U.S. Congressman Bob Brady, chairman of the Philadelphia Democratic Party, told the Philadelphia Inquirer that Kane seems “asleep at the switch.”
Metcalfe’s pursuit of impeachment began in 2013, when Kane alarmed conservatives after announcing she would close the “Florida loophole” for conceal-carry gun permits and refuse to defend the state’s same-sex marriage ban, now overturned. Republicans fumed when her twin sister, already an employee of the Office of Attorney General, was promoted after Kane took office.

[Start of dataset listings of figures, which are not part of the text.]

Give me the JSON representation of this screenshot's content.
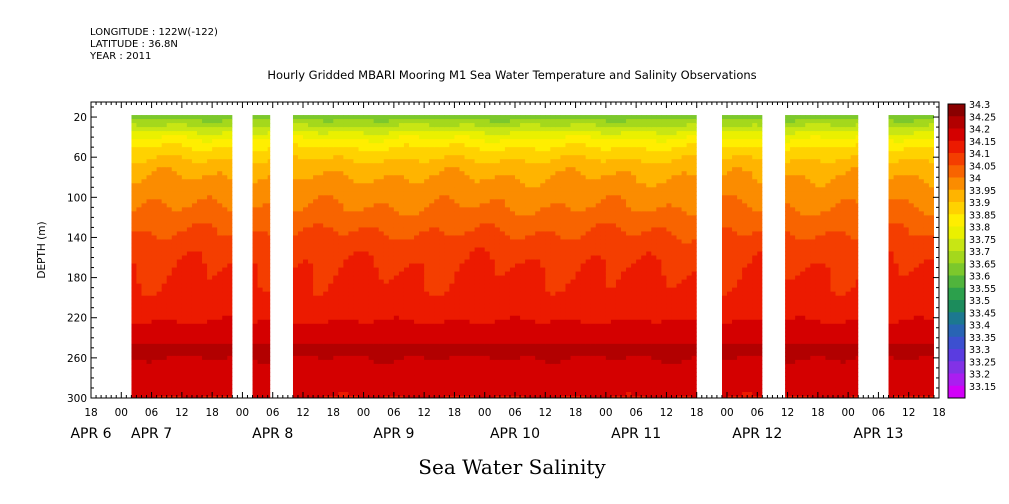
{
  "header": {
    "longitude": "LONGITUDE : 122W(-122)",
    "latitude": "LATITUDE : 36.8N",
    "year": "YEAR : 2011"
  },
  "chart_data": {
    "type": "heatmap",
    "title": "Hourly Gridded MBARI Mooring M1 Sea Water Temperature and Salinity Observations",
    "xlabel": "Sea Water Salinity",
    "ylabel": "DEPTH (m)",
    "x_unit": "hours since 2011-04-06 00:00",
    "xlim": [
      18,
      186
    ],
    "ylim": [
      300,
      5
    ],
    "y_ticks": [
      20,
      60,
      100,
      140,
      180,
      220,
      260,
      300
    ],
    "x_hour_ticks": [
      "18",
      "00",
      "06",
      "12",
      "18",
      "00",
      "06",
      "12",
      "18",
      "00",
      "06",
      "12",
      "18",
      "00",
      "06",
      "12",
      "18",
      "00",
      "06",
      "12",
      "18",
      "00",
      "06",
      "12",
      "18",
      "00",
      "06",
      "12",
      "18"
    ],
    "x_day_labels": [
      {
        "text": "APR  6",
        "hour": 18
      },
      {
        "text": "APR  7",
        "hour": 30
      },
      {
        "text": "APR  8",
        "hour": 54
      },
      {
        "text": "APR  9",
        "hour": 78
      },
      {
        "text": "APR 10",
        "hour": 102
      },
      {
        "text": "APR 11",
        "hour": 126
      },
      {
        "text": "APR 12",
        "hour": 150
      },
      {
        "text": "APR 13",
        "hour": 174
      }
    ],
    "data_segments": [
      {
        "start_hour": 26,
        "end_hour": 46
      },
      {
        "start_hour": 50,
        "end_hour": 53.5
      },
      {
        "start_hour": 58,
        "end_hour": 138
      },
      {
        "start_hour": 143,
        "end_hour": 151
      },
      {
        "start_hour": 155.5,
        "end_hour": 170
      },
      {
        "start_hour": 176,
        "end_hour": 185
      }
    ],
    "depth_profile": [
      {
        "depth": 10,
        "salinity": 33.62
      },
      {
        "depth": 20,
        "salinity": 33.68
      },
      {
        "depth": 30,
        "salinity": 33.76
      },
      {
        "depth": 40,
        "salinity": 33.84
      },
      {
        "depth": 50,
        "salinity": 33.9
      },
      {
        "depth": 60,
        "salinity": 33.94
      },
      {
        "depth": 70,
        "salinity": 33.98
      },
      {
        "depth": 90,
        "salinity": 34.02
      },
      {
        "depth": 110,
        "salinity": 34.05
      },
      {
        "depth": 130,
        "salinity": 34.09
      },
      {
        "depth": 150,
        "salinity": 34.13
      },
      {
        "depth": 170,
        "salinity": 34.15
      },
      {
        "depth": 190,
        "salinity": 34.16
      },
      {
        "depth": 210,
        "salinity": 34.18
      },
      {
        "depth": 230,
        "salinity": 34.21
      },
      {
        "depth": 245,
        "salinity": 34.24
      },
      {
        "depth": 252,
        "salinity": 34.28
      },
      {
        "depth": 260,
        "salinity": 34.25
      },
      {
        "depth": 270,
        "salinity": 34.24
      },
      {
        "depth": 285,
        "salinity": 34.22
      },
      {
        "depth": 300,
        "salinity": 34.2
      }
    ],
    "colorbar": {
      "levels": [
        "34.3",
        "34.25",
        "34.2",
        "34.15",
        "34.1",
        "34.05",
        "34",
        "33.95",
        "33.9",
        "33.85",
        "33.8",
        "33.75",
        "33.7",
        "33.65",
        "33.6",
        "33.55",
        "33.5",
        "33.45",
        "33.4",
        "33.35",
        "33.3",
        "33.25",
        "33.2",
        "33.15"
      ],
      "colors": [
        "#8a0000",
        "#b20000",
        "#d40000",
        "#ec1a00",
        "#f43e00",
        "#f86400",
        "#fb8c00",
        "#ffb400",
        "#ffd200",
        "#ffee00",
        "#eaf000",
        "#c8e614",
        "#a4d81c",
        "#7cc82c",
        "#50b43c",
        "#2ca04c",
        "#1c8c5c",
        "#1c7890",
        "#2864b4",
        "#3c50d0",
        "#5a3ce0",
        "#8232e6",
        "#aa1ef0",
        "#d200f8"
      ]
    }
  }
}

The decisions failed to incite Democrats, who walked out of a May committee hearing chaired by Metcalfe on his impeachment resolution. Rep. Mike O’Brien (D-Philadelphia) called it “kangaroo court,” and he still considers the reintroduced impeachment resolution a continuation of what he called Metcalfe’s “personal vendetta.” But O’Brien does agree that concerns are mounting over Kane’s decisions.
“I don’t think we as Democrats are turning our backs and saying what a wonderful job she’s doing,” O’Brien said.
The state impeachment process is lengthy, and the state constitution states that convictions are warranted if an official engages in “misbehavior in office” or “infamous crime.”
“I don’t see ... proof that her actions have been a high crime,” said O’Brien. “I see them as certain missteps.”